Would that be enough? Is this correct? Is it possible? I don’t really know.

Apostolis · 24 April 2025 08:44

Some more thoughts:

A. Abstraction vs reusability
Assuming there is a membrane that separates a component from its environment, that has constrains
on both the component and its environment.
We could have big variation on

the environment and a single implementation of the component in which case, we talk about reusability.
the component that only works on a specific environment, in which case we talk about abstraction.

I believe that we are interested in abstraction and not so much reusability.

In biology, the structure of a protein and its functionality can remain unchanged under multiple mutations, this has allowed mutations to persist across generation and thus enable variation.

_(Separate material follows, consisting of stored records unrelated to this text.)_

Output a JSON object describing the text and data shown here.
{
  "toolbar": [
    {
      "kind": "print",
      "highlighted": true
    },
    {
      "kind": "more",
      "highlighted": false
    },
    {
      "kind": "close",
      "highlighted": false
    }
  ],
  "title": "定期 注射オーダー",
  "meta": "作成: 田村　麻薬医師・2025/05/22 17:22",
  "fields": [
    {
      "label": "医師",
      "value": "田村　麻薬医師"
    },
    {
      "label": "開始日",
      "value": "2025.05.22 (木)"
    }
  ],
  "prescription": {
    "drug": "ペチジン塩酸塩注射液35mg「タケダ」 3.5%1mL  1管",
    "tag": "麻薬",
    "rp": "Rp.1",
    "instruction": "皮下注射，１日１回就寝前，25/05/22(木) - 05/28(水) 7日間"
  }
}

Similarly, interfaces enable variation by being opaque about the implementation details. Examples are the different specifications, for example html, tcp. We have one specification that allows multiple different implementations, that have varying characteristics on things other than the specification.

B. On merging and views

Thus, a new merge algorithm would take into account this membrane. The implementation of that membrane depends on the language, thus there is no single solution to this. For languages that have interfaces for example, that could be a good place to construct a view/lens that would allow the merging of new changes.

C. Changes that span different levels of abstraction

This is a topic that interests me. Here, a merge would change the interface as well. I think that we could track changes to the interface and when merging, simply informing the user.

In any case, an abstraction seems necessary to construct the view, that would enable the merge between different projects. Also abstractions are necessary to increase variation.